Organizations today are navigating a volatile mix of shifting economic policies, evolving regulations, and daily disruptions. These forces create new risks that third-party risk management (TPRM) programs must address quickly and effectively.
The best way to stay ahead? A strong change management strategy.
Change management is a structured, repeatable process for implementing organizational shifts with minimal disruption. It ensures smooth transitions while maintaining business continuity and operational stability. When integrated into TPRM, change management helps organizations adapt quickly — without reinventing the wheel every time change is needed.
Change is constant, and TPRM programs must be flexible and responsive to keep up.
Shifts in strategic direction, cost-cutting measures, mergers, or acquisitions can all impact an organization’s third-party relationships. TPRM processes may need updates after an incident, or new sustainability, diversity, or ethics standards might prompt changes in due diligence. A revised risk appetite or new regulatory requirements may also necessitate adjustments to TPRM policies and practices.
While the Trump administration is focused on deregulation, other countries continue to move forward with stringent requirements. The European Union’s (EU) Digital Operational Resilience Act (DORA) took effect, and the United Kingdom is focused on operational resilience in third-party relationships.
Related: What Is Regulatory Change Management at Financial Institutions?
Organizations operating in the U.S. must also navigate a complex landscape of state-specific data privacy regulations and enforcement actions. As more states implement their own data privacy laws, organizations must stay informed of varying requirements and compliance obligations. Additionally, some states may ramp up enforcement efforts in response to reduced federal oversight, further emphasizing the need for a proactive compliance strategy.
Your TPRM program must be able to navigate regulatory shifts and ensure your third-party vendors are doing the same.
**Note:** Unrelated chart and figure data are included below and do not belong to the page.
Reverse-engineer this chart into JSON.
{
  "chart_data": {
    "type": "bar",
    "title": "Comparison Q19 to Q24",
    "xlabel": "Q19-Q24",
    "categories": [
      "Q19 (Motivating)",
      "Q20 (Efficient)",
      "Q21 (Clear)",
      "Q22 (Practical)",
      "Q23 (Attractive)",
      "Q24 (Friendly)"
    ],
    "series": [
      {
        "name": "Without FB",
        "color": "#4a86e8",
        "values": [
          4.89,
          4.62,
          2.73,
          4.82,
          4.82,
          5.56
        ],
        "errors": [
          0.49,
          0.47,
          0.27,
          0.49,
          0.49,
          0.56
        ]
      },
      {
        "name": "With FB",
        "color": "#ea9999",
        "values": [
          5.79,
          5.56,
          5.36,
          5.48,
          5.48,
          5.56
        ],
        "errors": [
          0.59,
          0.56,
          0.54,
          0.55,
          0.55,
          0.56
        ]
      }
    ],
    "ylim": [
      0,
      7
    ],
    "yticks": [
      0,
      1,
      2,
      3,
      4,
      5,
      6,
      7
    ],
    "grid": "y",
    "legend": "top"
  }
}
Related: Third-Party Risk Management Guidance and Regulations
New tariffs imposed by countries such as the U.S., China, Mexico, and Canada can disrupt global supply chains and drive-up operational costs.
As your organization assesses economic shifts and prepares for their impact, your third parties are likely conducting their own evaluations. This may require changes in your TPRM processes, like increased financial monitoring or contract management. Your organization may need to respond to increases in pricing or delays in products or services.
By using change management processes in TPRM, you’ll be better prepared to respond quickly to protect your organization and remain resilient.
Change management ensures organizations can effectively navigate and implement changes to processes, systems, or strategies in response to external and internal changes.
TPRM is the process of identifying, assessing, mitigating, and monitoring the third-party risks in your organization’s external relationships. This practice must remain consistent to be responsive to changing and emerging risks.
Change management supports effective TPRM because it ensures organizations can adapt processes to respond to changing environments. For example, a shift in the economic landscape may require increased third-party monitoring or changing regulatory focuses may require updates to TPRM activities.
As TPRM programs face new changes and pressures, change management ensures the program evaluates, learns, and adjusts.
Related: The Importance of Third-Party Risk Management in a Difficult Economy
A flexible, agile third-party risk management program relies on strong change management processes. By integrating these processes into your TPRM activities, your organization can adapt swiftly to evolving business challenges and emerging risks.